Yeh’s analysis warns that removing the buffer increases the risk of miscalculation. Sustained People’s Liberation Army (PLA) activity nearer Taiwan means that drills could be misread as hostile or hostile actions could initially be mistaken for routine exercises. Lowering such thresholds increases the likelihood of clashes spiraling unintentionally.

Taipei condemned the drills. Taiwan’s Defense Ministry tracked PLA sorties and ships near the island, mobilized air and naval assets to monitor and respond, and reiterated its commitment to defend the island’s democracy. Leaders described the exercise as “highly provocative” and a threat to regional stability, reinforcing calls to bolster Taiwan’s defensive capabilities.

A Taiwan Air Force fighter jet takes off at Hsinchu Air Base in December 2025 as China launches military exercises around the self-governed island.
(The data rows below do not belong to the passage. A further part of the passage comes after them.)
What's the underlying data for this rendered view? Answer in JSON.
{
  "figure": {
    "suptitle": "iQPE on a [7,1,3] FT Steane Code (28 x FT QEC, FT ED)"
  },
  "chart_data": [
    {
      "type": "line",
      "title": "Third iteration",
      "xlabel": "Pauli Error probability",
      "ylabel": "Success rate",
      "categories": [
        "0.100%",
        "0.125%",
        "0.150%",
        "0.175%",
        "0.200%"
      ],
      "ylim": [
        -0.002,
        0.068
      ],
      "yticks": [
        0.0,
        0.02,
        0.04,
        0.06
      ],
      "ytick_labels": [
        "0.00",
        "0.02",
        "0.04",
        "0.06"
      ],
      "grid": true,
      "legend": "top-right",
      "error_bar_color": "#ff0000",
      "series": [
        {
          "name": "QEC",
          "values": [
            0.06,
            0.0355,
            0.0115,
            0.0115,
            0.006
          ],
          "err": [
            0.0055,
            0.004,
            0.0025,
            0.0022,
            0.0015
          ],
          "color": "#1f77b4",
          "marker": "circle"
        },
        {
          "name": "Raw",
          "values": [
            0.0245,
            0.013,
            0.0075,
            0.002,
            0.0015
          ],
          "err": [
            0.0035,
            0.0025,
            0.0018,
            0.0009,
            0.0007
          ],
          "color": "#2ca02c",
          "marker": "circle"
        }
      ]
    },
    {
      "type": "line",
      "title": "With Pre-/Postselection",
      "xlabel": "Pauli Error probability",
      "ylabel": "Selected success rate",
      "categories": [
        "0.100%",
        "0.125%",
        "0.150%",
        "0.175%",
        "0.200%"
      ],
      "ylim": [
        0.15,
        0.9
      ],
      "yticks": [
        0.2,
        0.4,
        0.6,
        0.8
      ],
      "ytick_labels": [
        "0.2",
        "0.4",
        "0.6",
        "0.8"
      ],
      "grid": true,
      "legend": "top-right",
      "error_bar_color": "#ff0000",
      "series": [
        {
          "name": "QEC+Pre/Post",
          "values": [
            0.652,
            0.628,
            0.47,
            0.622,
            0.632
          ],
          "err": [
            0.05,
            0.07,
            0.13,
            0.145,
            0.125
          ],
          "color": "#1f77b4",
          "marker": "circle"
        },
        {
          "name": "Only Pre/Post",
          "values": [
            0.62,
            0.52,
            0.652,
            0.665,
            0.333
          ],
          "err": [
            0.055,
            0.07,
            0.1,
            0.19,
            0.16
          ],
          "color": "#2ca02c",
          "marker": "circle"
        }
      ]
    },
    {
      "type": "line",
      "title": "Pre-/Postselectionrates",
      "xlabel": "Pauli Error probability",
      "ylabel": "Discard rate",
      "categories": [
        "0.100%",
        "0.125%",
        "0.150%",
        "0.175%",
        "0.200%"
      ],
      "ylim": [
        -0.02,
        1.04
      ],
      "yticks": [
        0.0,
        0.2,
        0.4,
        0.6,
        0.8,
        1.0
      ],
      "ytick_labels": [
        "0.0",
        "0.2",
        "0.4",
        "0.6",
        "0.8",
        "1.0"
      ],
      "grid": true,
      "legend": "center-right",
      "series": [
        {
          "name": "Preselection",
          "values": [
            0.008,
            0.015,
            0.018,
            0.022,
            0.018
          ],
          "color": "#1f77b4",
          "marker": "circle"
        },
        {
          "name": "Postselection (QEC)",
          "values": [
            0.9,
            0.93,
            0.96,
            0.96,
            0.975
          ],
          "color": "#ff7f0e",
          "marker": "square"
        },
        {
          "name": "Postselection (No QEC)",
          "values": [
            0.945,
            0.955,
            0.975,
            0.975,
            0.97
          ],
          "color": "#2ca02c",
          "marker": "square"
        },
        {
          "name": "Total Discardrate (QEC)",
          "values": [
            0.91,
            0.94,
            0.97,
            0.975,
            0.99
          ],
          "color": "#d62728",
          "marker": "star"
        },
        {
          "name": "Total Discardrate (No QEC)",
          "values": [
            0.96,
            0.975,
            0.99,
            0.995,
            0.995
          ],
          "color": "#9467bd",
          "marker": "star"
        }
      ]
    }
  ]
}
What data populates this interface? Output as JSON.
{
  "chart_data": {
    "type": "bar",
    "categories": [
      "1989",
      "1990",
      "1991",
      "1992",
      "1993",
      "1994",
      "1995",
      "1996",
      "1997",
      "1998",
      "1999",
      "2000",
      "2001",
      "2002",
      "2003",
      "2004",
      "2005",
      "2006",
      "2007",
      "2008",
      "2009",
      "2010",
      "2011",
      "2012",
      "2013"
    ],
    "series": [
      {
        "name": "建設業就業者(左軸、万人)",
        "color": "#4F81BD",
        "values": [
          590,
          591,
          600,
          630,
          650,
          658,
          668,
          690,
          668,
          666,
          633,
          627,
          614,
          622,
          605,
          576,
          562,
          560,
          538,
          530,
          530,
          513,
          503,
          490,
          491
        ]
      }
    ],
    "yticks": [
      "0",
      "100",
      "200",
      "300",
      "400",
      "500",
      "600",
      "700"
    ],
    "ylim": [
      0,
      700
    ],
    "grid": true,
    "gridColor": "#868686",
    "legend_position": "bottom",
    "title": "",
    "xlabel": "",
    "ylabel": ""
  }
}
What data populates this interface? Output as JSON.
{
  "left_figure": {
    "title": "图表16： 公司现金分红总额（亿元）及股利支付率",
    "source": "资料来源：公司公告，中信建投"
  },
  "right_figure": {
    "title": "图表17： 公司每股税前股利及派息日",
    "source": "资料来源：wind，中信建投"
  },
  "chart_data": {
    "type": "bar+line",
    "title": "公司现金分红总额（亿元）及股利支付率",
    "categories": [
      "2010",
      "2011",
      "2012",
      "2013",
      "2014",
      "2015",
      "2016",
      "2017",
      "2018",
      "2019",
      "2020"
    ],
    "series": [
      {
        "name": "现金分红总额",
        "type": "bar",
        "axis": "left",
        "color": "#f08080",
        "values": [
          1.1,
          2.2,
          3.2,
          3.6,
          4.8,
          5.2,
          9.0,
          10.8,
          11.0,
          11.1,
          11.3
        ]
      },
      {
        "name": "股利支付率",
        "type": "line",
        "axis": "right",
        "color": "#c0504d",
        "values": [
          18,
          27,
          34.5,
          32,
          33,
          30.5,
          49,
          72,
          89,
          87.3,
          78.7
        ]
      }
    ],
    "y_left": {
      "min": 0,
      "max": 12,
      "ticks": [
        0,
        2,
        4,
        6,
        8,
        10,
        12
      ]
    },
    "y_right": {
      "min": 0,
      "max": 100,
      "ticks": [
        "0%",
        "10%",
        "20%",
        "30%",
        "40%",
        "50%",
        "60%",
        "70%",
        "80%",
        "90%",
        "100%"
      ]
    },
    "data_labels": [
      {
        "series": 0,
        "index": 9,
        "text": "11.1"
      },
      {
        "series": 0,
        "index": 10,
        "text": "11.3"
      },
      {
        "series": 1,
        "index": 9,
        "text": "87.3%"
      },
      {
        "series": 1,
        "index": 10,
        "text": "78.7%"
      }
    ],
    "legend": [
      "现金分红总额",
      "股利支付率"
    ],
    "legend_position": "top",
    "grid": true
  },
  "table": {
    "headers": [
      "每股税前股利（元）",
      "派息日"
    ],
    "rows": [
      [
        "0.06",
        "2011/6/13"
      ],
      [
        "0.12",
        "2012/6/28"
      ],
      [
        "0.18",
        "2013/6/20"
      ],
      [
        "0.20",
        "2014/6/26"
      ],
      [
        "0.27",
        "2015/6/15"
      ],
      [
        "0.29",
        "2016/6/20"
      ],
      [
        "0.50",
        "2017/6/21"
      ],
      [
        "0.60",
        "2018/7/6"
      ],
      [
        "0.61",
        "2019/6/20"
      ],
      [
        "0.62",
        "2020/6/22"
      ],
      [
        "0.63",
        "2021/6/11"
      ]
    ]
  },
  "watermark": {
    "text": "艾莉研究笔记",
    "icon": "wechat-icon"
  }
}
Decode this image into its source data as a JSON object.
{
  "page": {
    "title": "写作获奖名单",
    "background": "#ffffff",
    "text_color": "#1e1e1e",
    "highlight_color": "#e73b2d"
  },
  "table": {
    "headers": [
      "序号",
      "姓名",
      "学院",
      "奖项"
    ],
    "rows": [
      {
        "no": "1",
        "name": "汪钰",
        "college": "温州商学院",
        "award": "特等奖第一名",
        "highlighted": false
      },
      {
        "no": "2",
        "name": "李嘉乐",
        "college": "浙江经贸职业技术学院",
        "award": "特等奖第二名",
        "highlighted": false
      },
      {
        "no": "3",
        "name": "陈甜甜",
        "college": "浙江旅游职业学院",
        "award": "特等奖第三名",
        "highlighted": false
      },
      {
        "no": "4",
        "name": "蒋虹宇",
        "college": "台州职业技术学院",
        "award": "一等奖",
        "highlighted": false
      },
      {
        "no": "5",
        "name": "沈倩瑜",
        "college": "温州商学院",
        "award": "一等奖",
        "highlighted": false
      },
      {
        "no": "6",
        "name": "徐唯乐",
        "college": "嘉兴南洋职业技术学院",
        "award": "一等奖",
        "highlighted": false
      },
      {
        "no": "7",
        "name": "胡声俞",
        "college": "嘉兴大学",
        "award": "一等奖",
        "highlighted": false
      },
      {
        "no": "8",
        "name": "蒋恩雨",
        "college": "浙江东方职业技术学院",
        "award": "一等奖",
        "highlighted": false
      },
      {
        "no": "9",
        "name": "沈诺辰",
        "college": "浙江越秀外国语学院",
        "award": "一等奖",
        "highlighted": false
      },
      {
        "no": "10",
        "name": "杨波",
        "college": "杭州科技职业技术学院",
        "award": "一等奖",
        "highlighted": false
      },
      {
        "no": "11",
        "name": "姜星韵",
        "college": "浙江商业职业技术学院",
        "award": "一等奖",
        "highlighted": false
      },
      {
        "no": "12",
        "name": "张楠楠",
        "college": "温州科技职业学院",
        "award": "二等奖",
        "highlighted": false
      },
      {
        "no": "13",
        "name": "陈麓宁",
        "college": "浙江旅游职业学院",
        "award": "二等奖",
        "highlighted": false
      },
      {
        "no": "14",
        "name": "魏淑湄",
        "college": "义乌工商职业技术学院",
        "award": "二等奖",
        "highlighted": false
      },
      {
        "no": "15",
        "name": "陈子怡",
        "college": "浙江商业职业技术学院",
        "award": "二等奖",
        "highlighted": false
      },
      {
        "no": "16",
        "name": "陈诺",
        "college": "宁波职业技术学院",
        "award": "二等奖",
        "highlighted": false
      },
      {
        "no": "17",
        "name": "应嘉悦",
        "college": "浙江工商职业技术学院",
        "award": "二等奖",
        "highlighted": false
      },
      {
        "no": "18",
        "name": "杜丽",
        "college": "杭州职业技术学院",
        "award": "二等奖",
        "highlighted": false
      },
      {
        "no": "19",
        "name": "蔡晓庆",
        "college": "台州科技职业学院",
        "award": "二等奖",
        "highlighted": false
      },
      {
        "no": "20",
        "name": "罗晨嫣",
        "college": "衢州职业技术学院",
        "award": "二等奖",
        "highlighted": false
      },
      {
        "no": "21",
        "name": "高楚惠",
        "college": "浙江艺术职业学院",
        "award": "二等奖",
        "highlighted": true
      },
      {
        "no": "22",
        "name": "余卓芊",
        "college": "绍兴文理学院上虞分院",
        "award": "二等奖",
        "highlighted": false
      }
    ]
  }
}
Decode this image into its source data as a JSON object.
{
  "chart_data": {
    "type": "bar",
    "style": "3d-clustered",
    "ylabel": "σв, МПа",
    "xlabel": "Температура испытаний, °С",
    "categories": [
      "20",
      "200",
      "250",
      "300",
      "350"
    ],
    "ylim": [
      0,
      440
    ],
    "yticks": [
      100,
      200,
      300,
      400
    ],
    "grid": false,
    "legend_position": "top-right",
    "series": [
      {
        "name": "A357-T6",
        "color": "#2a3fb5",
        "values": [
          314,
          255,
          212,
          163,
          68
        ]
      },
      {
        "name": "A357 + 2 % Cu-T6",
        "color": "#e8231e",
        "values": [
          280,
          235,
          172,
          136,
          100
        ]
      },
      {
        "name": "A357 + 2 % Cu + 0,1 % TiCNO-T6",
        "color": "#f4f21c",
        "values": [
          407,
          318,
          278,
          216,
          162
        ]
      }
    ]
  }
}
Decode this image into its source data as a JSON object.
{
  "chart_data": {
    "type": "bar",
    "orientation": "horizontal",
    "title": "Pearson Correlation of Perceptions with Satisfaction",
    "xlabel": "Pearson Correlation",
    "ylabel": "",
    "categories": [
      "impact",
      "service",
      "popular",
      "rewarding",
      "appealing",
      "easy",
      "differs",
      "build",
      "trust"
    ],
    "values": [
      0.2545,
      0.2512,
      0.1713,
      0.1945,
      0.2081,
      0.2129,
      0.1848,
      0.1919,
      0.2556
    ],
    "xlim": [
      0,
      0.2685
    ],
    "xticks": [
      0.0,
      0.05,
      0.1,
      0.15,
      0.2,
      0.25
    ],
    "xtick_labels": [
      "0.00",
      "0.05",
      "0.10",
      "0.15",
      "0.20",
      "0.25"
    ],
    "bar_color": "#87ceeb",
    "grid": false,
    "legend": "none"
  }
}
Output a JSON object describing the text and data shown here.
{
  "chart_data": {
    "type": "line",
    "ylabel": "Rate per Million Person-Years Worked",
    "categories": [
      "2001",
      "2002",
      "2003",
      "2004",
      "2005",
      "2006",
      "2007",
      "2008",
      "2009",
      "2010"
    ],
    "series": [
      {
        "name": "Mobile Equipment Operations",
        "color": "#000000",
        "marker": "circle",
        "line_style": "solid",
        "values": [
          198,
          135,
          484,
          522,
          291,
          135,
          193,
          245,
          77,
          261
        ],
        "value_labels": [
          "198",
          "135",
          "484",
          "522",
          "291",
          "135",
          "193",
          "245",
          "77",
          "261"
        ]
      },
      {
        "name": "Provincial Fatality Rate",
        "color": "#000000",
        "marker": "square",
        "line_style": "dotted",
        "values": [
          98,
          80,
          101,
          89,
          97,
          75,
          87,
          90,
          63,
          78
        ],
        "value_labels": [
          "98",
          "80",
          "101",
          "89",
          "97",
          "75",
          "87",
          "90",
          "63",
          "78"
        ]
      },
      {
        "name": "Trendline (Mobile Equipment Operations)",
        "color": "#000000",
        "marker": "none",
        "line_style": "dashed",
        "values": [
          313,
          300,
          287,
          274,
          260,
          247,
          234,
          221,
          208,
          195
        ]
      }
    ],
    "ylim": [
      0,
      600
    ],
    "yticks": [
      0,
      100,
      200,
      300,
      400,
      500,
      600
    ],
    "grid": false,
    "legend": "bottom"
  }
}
AFP/GETTY IMAGES

The United States has consistently opposed Beijing’s unilateral attempts to alter the status quo by force or coercion. The U.S. State Department has described PLA drills as “brazen and irresponsible” threats to peace and reiterated Washington’s long-standing commitment to Taiwan’s security. “We urge Beijing to exercise restraint, cease its military pressure against Taiwan and instead engage in meaningful dialogue,” the U.S. State Department said in January 2026.

Other Allies and Partners, including Australia, Canada, the European Union, Japan, New Zealand, the Philippines and the United Kingdom, have expressed concern over China’s military provocation of Taiwan, urging restraint and respect for the status quo in the Taiwan Strait.